Joseph spoke like an ancient rhapsode about his escapes from all of the ways life tries to clutch and drown children in its whirlpools of injustice. And somewhere in that telling, it finally dawned on me that I had it all wrong about the writing. Joseph was a brilliant storyteller. He was overflowing with wisdom and imagination, and his ears were very finely tuned to life’s whispered truths. He just didn’t have the language.
Listening to him speak transformed me. Once I understood that Joseph’s curse and blessing as a young writer was his fearlessness- his willingness to dive into the deepest waters of language without thoughts of drowning, I faced all student writing with fresh eyes. I had always believed my role as an English teacher was to help students to see below the surface of life through reading and writing. But it was in that moment with Joseph that I finally understood that in order for them to feel brave enough to go under, I would need to let students swim and play in language as much as possible before inviting them to write. In my classroom, this takes on different forms, but mostly it involves lots of opportunities to speak from the heart because I have found that the heart will keep fighting to find the words even after the mind gives out.

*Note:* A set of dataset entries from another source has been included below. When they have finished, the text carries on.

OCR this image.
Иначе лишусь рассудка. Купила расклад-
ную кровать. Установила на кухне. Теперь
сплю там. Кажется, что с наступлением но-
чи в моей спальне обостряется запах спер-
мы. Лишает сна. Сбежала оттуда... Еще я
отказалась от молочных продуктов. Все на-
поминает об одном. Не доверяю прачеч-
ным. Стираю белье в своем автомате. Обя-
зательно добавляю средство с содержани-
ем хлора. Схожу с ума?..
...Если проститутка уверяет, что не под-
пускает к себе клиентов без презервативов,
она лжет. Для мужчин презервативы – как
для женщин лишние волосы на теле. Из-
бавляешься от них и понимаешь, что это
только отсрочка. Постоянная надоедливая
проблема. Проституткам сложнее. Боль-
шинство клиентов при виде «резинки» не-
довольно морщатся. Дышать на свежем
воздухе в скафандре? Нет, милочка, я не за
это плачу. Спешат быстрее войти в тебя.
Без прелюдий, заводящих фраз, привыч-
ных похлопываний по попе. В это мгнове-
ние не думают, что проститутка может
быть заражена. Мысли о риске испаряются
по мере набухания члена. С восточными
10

But maybe the specific insights about instruction aren’t interesting to you. Maybe you’re more curious about Joseph’s story. But I can’t tell you that. See, another lesson that rose to the surface somewhere along my teaching journey was that their stories, no matter how heroic, were not mine to tell.
So, I won’t tell you much, but I can reveal to you that Joseph would continue to be blown off course after his high school graduation. There was a Poseidon. There were Sirens and a Scylla paired with a Charybdis. I know because he shares chapters of his story in beautifully crafted emails from his dorm at an Ivy League university where he is pursuing a graduate degree.

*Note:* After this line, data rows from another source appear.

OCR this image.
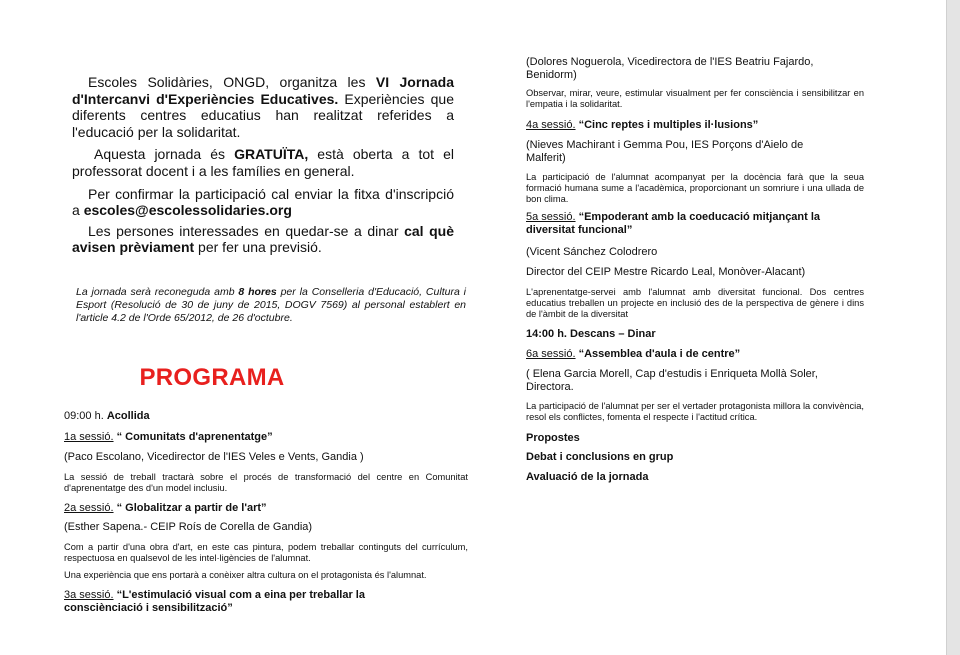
Escoles Solidàries, ONGD, organitza les VI Jornada d'Intercanvi d'Experiències Educatives. Experiències que diferents centres educatius han realitzat referides a l'educació per la solidaritat.

Aquesta jornada és GRATUÏTA, està oberta a tot el professorat docent i a les famílies en general.

Per confirmar la participació cal enviar la fitxa d'inscripció a escoles@escolessolidaries.org

Les persones interessades en quedar-se a dinar cal què avisen prèviament per fer una previsió.

La jornada serà reconeguda amb 8 hores per la Conselleria d'Educació, Cultura i Esport (Resolució de 30 de juny de 2015, DOGV 7569) al personal establert en l'article 4.2 de l'Orde 65/2012, de 26 d'octubre.
PROGRAMA
09:00 h. Acollida
1a sessió. “ Comunitats d'aprenentatge”
(Paco Escolano, Vicedirector de l'IES Veles e Vents, Gandia )
La sessió de treball tractarà sobre el procés de transformació del centre en Comunitat d'aprenentatge des d'un model inclusiu.
2a sessió. “ Globalitzar a partir de l'art”
(Esther Sapena.- CEIP Roís de Corella de Gandia)
Com a partir d'una obra d'art, en este cas pintura, podem treballar continguts del currículum, respectuosa en qualsevol de les intel·ligències de l'alumnat.
Una experiència que ens portarà a conèixer altra cultura on el protagonista és l'alumnat.
3a sessió. “L'estimulació visual com a eina per treballar la consciènciació i sensibilització”
(Dolores Noguerola, Vicedirectora de l'IES Beatriu Fajardo, Benidorm)
Observar, mirar, veure, estimular visualment per fer consciència i sensibilitzar en l'empatia i la solidaritat.
4a sessió. “Cinc reptes i multiples il·lusions”
(Nieves Machirant i Gemma Pou, IES Porçons d'Aielo de Malferit)
La participació de l'alumnat acompanyat per la docència farà que la seua formació humana sume a l'acadèmica, proporcionant un somriure i una ullada de bon clima.
5a sessió. “Empoderant amb la coeducació mitjançant la diversitat funcional”
(Vicent Sánchez Colodrero
Director del CEIP Mestre Ricardo Leal, Monòver-Alacant)
L'aprenentatge-servei amb l'alumnat amb diversitat funcional. Dos centres educatius treballen un projecte en inclusió des de la perspectiva de gènere i dins de l'àmbit de la diversitat
14:00 h. Descans – Dinar
6a sessió. “Assemblea d'aula i de centre”
( Elena Garcia Morell, Cap d'estudis i Enriqueta Mollà Soler, Directora.
La participació de l'alumnat per ser el vertader protagonista millora la convivència, resol els conflictes, fomenta el respecte i l'actitud crítica.
Propostes
Debat i conclusions en grup
Avaluació de la jornada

Homer repeatedly describes the dawn that greets Odysseus throughout his journey as “reaching his rosy-fingertips” up from the horizon. This image of the way the pink morning appears to the hero on a new day, and on a new beach, reminds us of how truth can creep up on us- how we can, in spite of ourselves, find ourselves standing in the freshness of new understandings. As long as I open my teaching eyes, I find that I am not yet out of such dawns.